Donough is a boatman, boat builder, carpenter, and jack-of-all-trades. He is Irish and a scholar, handsome, learned, and crisply humorous. Margaret is an amazing artist, working in mixed media with all the things she finds in the world around her. She draws exquisitely and her art work is found all over the island. She also can do/make anything and is strong as an ox, although petite. They couldn't be more charming and generous as hosts (sound familiar? This is the repeating tale of visiting Australia by the Lucky Girls Society!).

Later in the afternoon we took a long walk through the bush where we encountered dozens of wallabies, small kangaroos, most of whom had baby "joeys" in their pouches.
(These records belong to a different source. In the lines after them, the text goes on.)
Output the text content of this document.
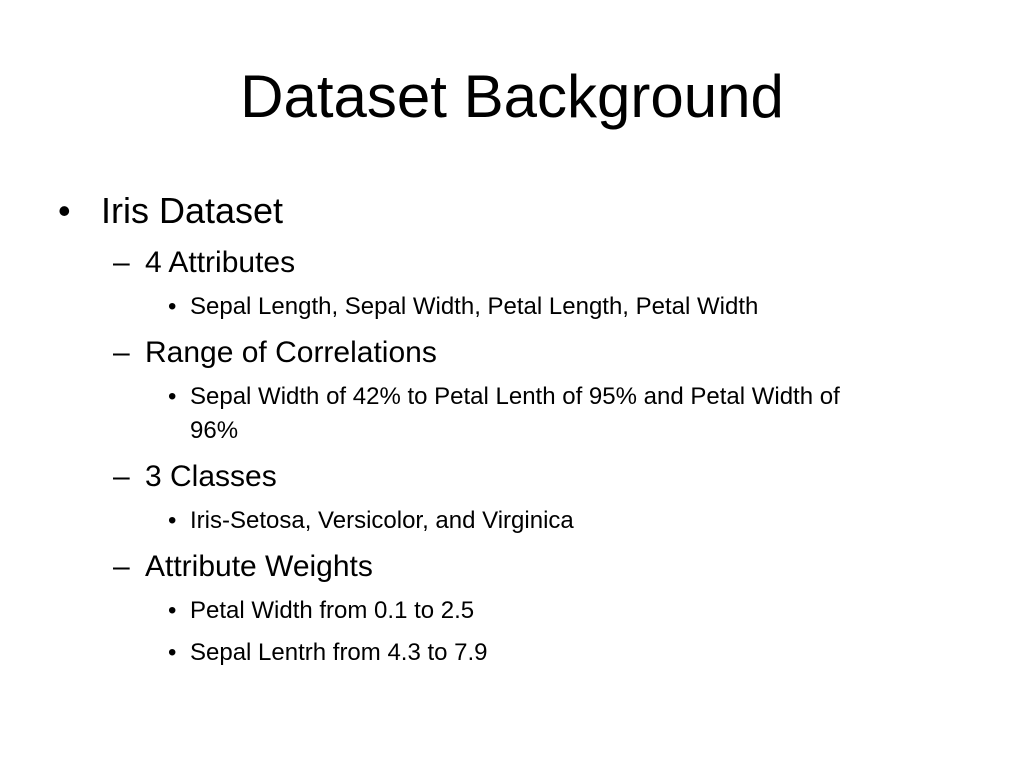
Dataset Background
• Iris Dataset
– 4 Attributes
• Sepal Length, Sepal Width, Petal Length, Petal Width
– Range of Correlations
• Sepal Width of 42% to Petal Lenth of 95% and Petal Width of
96%
– 3 Classes
• Iris-Setosa, Versicolor, and Virginica
– Attribute Weights
• Petal Width from 0.1 to 2.5
• Sepal Lentrh from 4.3 to 7.9
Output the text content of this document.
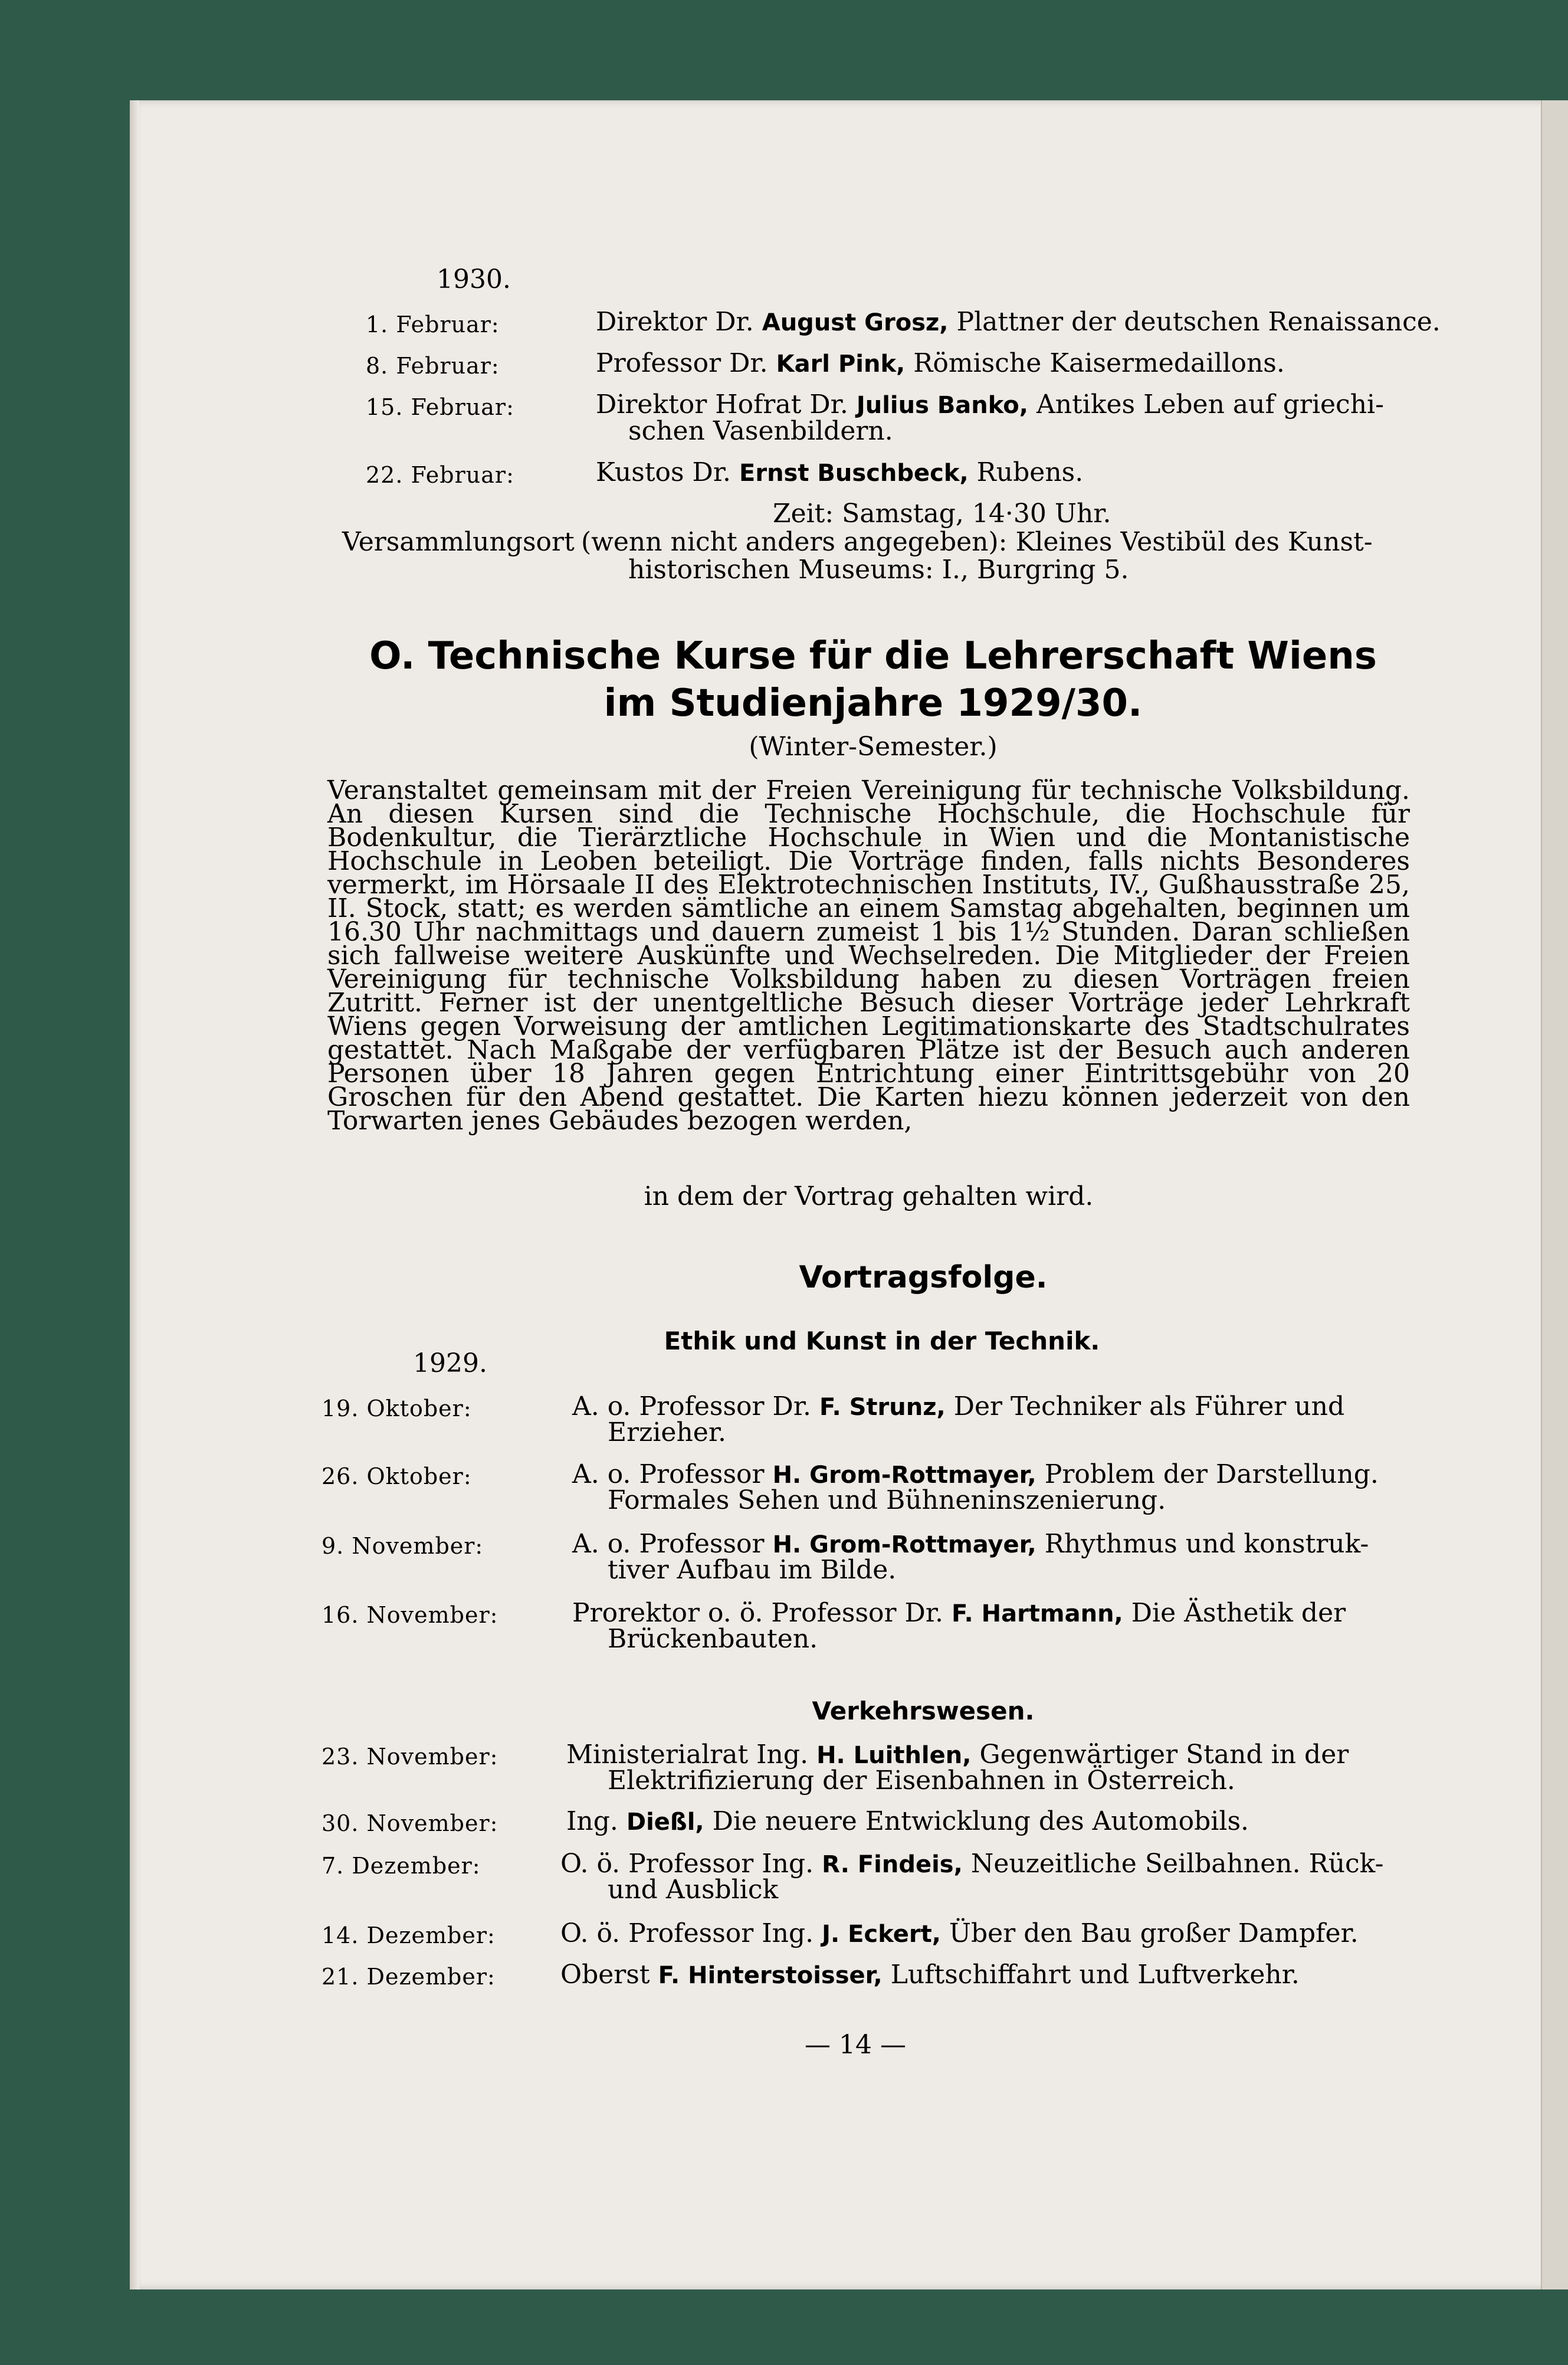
1930.
1. Februar:	Direktor Dr. August Grosz, Plattner der deutschen Renaissance.
8. Februar:	Professor Dr. Karl Pink, Römische Kaisermedaillons.
15. Februar:	Direktor Hofrat Dr. Julius Banko, Antikes Leben auf griechi-
schen Vasenbildern.
22. Februar:	Kustos Dr. Ernst Buschbeck, Rubens.
Zeit: Samstag, 14·30 Uhr.
Versammlungsort (wenn nicht anders angegeben): Kleines Vestibül des Kunst-
historischen Museums: I., Burgring 5.
O. Technische Kurse für die Lehrerschaft Wiens
im Studienjahre 1929/30.
(Winter-Semester.)
Veranstaltet gemeinsam mit der Freien Vereinigung für technische Volksbildung. An diesen Kursen sind die Technische Hochschule, die Hochschule für Bodenkultur, die Tierärztliche Hochschule in Wien und die Montanistische Hochschule in Leoben beteiligt. Die Vorträge finden, falls nichts Besonderes vermerkt, im Hörsaale II des Elektrotechnischen Instituts, IV., Gußhausstraße 25, II. Stock, statt; es werden sämtliche an einem Samstag abgehalten, beginnen um 16.30 Uhr nachmittags und dauern zumeist 1 bis 1½ Stunden. Daran schließen sich fallweise weitere Auskünfte und Wechselreden. Die Mitglieder der Freien Vereinigung für technische Volksbildung haben zu diesen Vorträgen freien Zutritt. Ferner ist der unentgeltliche Besuch dieser Vorträge jeder Lehrkraft Wiens gegen Vorweisung der amtlichen Legitimationskarte des Stadtschulrates gestattet. Nach Maßgabe der verfügbaren Plätze ist der Besuch auch anderen Personen über 18 Jahren gegen Entrichtung einer Eintrittsgebühr von 20 Groschen für den Abend gestattet. Die Karten hiezu können jederzeit von den Torwarten jenes Gebäudes bezogen werden,
in dem der Vortrag gehalten wird.
Vortragsfolge.
1929.
Ethik und Kunst in der Technik.
19. Oktober:	A. o. Professor Dr. F. Strunz, Der Techniker als Führer und
Erzieher.
26. Oktober:	A. o. Professor H. Grom-Rottmayer, Problem der Darstellung.
Formales Sehen und Bühneninszenierung.
9. November:	A. o. Professor H. Grom-Rottmayer, Rhythmus und konstruk-
tiver Aufbau im Bilde.
16. November:	Prorektor o. ö. Professor Dr. F. Hartmann, Die Ästhetik der
Brückenbauten.
Verkehrswesen.
23. November:	Ministerialrat Ing. H. Luithlen, Gegenwärtiger Stand in der
Elektrifizierung der Eisenbahnen in Österreich.
30. November:	Ing. Dießl, Die neuere Entwicklung des Automobils.
7. Dezember:	O. ö. Professor Ing. R. Findeis, Neuzeitliche Seilbahnen. Rück-
und Ausblick
14. Dezember:	O. ö. Professor Ing. J. Eckert, Über den Bau großer Dampfer.
21. Dezember:	Oberst F. Hinterstoisser, Luftschiffahrt und Luftverkehr.
— 14 —
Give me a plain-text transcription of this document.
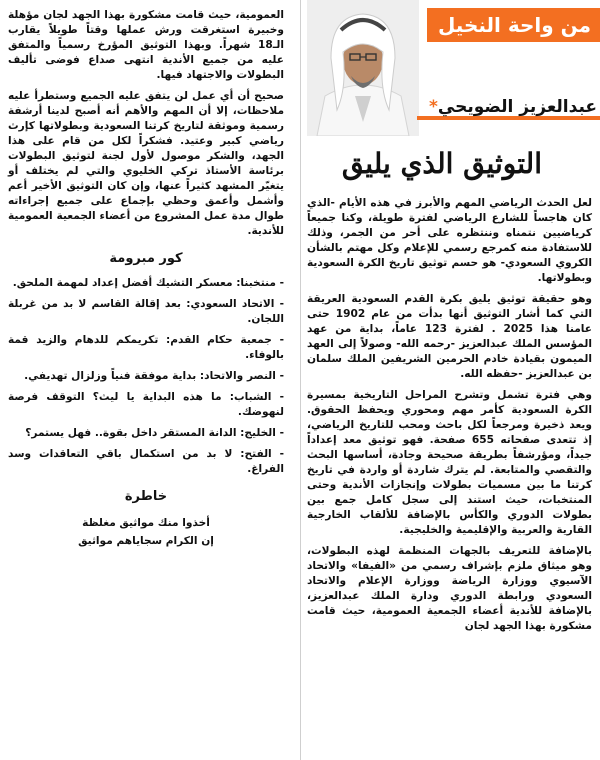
من واحة النخيل
عبدالعزيز الضويحي*
التوثيق الذي يليق

لعل الحدث الرياضي المهم والأبرز في هذه الأيام -الذي كان هاجساً للشارع الرياضي لفترة طويلة، وكنا جميعاً كرياضيين نتمناه وننتظره على أحر من الجمر، وذلك للاستفادة منه كمرجع رسمي للإعلام وكل مهتم بالشأن الكروي السعودي- هو حسم توثيق تاريخ الكرة السعودية وبطولاتها.

وهو حقيقة توثيق يليق بكرة القدم السعودية العريقة التي كما أشار التوثيق أنها بدأت من عام 1902 حتى عامنا هذا 2025 . لفترة 123 عاماً، بداية من عهد المؤسس الملك عبدالعزيز -رحمه الله- وصولاً إلى العهد الميمون بقيادة خادم الحرمين الشريفين الملك سلمان بن عبدالعزيز -حفظه الله.

وهي فترة تشمل وتشرح المراحل التاريخية بمسيرة الكرة السعودية كأمر مهم ومحوري ويحفظ الحقوق. ويعد ذخيرة ومرجعاً لكل باحث ومحب للتاريخ الرياضي، إذ تتعدى صفحاته 655 صفحة. فهو توثيق معد إعداداً جيداً، ومؤرشفاً بطريقة صحيحة وجادة، أساسها البحث والتقصي والمتابعة. لم يترك شاردة أو واردة في تاريخ كرتنا ما بين مسميات بطولات وإنجازات الأندية وحتى المنتخبات، حيث استند إلى سجل كامل جمع بين بطولات الدوري والكأس بالإضافة للألقاب الخارجية القارية والعربية والإقليمية والخليجية.

بالإضافة للتعريف بالجهات المنظمة لهذه البطولات، وهو ميثاق ملزم بإشراف رسمي من «الفيفا» والاتحاد الآسيوي ووزارة الرياضة ووزارة الإعلام والاتحاد السعودي ورابطة الدوري ودارة الملك عبدالعزيز، بالإضافة للأندية أعضاء الجمعية العمومية، حيث قامت مشكورة بهذا الجهد لجان

العمومية، حيث قامت مشكورة بهذا الجهد لجان مؤهلة وخبيرة استغرقت ورش عملها وقتاً طويلاً يقارب الـ18 شهراً. وبهذا التوثيق المؤرخ رسمياً والمتفق عليه من جميع الأندية انتهى صداع فوضى تأليف البطولات والاجتهاد فيها.

صحيح أن أي عمل لن يتفق عليه الجميع وستطرأ عليه ملاحظات، إلا أن المهم والأهم أنه أصبح لدينا أرشفة رسمية وموثقة لتاريخ كرتنا السعودية وبطولاتها كإرث رياضي كبير وعتيد. فشكراً لكل من قام على هذا الجهد، والشكر موصول لأول لجنة لتوثيق البطولات برئاسة الأستاذ تركي الخليوي والتي لم يختلف أو يتغيّر المشهد كثيراً عنها، وإن كان التوثيق الأخير أعم وأشمل وأعمق وحظي بإجماع على جميع إجراءاته طوال مدة عمل المشروع من أعضاء الجمعية العمومية للأندية.

كور مبرومة
- منتخبنا: معسكر التشيك أفضل إعداد لمهمة الملحق.
- الاتحاد السعودي: بعد إقالة القاسم لا بد من غربلة اللجان.
- جمعية حكام القدم: تكريمكم للدهام والزيد قمة بالوفاء.
- النصر والاتحاد: بداية موفقة فنياً وزلزال تهديفي.
- الشباب: ما هذه البداية يا ليث؟ التوقف فرصة لنهوضك.
- الخليج: الدانة المستقر داخل بقوة.. فهل يستمر؟
- الفتح: لا بد من استكمال باقي التعاقدات وسد الفراغ.
خاطرة
أخذوا منك مواثيق مغلظة
إن الكرام سجاياهم مواثيق
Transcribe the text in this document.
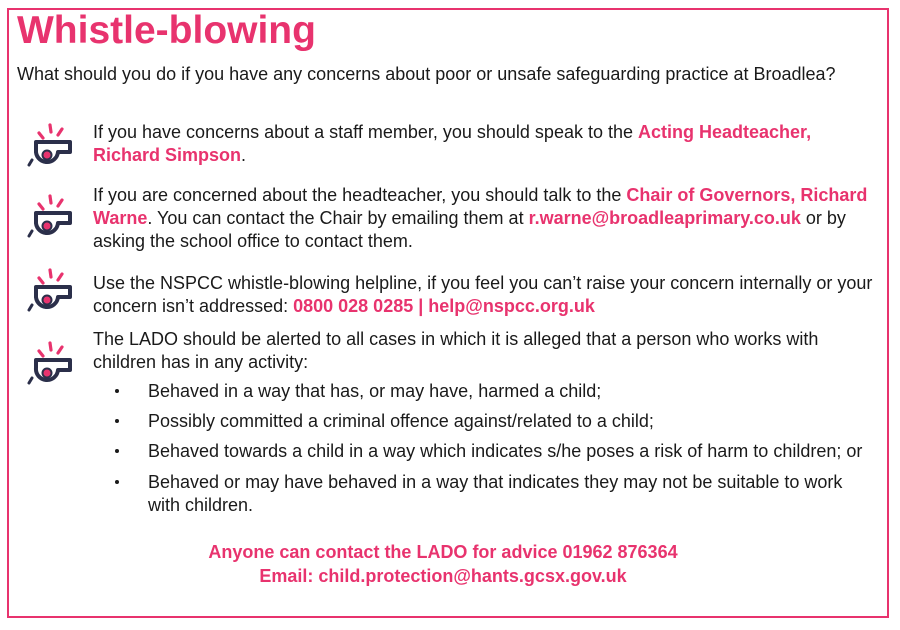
Whistle-blowing
What should you do if you have any concerns about poor or unsafe safeguarding practice at Broadlea?
If you have concerns about a staff member, you should speak to the Acting Headteacher, Richard Simpson.
If you are concerned about the headteacher, you should talk to the Chair of Governors, Richard Warne. You can contact the Chair by emailing them at r.warne@broadleaprimary.co.uk or by asking the school office to contact them.
Use the NSPCC whistle-blowing helpline, if you feel you can’t raise your concern internally or your concern isn’t addressed: 0800 028 0285 | help@nspcc.org.uk
The LADO should be alerted to all cases in which it is alleged that a person who works with children has in any activity:
Behaved in a way that has, or may have, harmed a child;
Possibly committed a criminal offence against/related to a child;
Behaved towards a child in a way which indicates s/he poses a risk of harm to children; or
Behaved or may have behaved in a way that indicates they may not be suitable to work with children.
Anyone can contact the LADO for advice 01962 876364
Email: child.protection@hants.gcsx.gov.uk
Some stared back at us, others hopped offstage as quickly as possible, but there seemed to be no end to them. We walked through idyllic gum tree forests and down onto a rocky beach with the most gorgeous and striking stone formations. All around us was silence broken only by birdsong and the crackling of twigs underfoot.

Dinner in front of a roaring fireplace rounded out the first evening here and we fell into bed with a crash! Bed is tucked like a sea bed, raised up and built into a niche in the wall. We look out at a bush trail leading down to the Bay, where the family boats sit at anchor.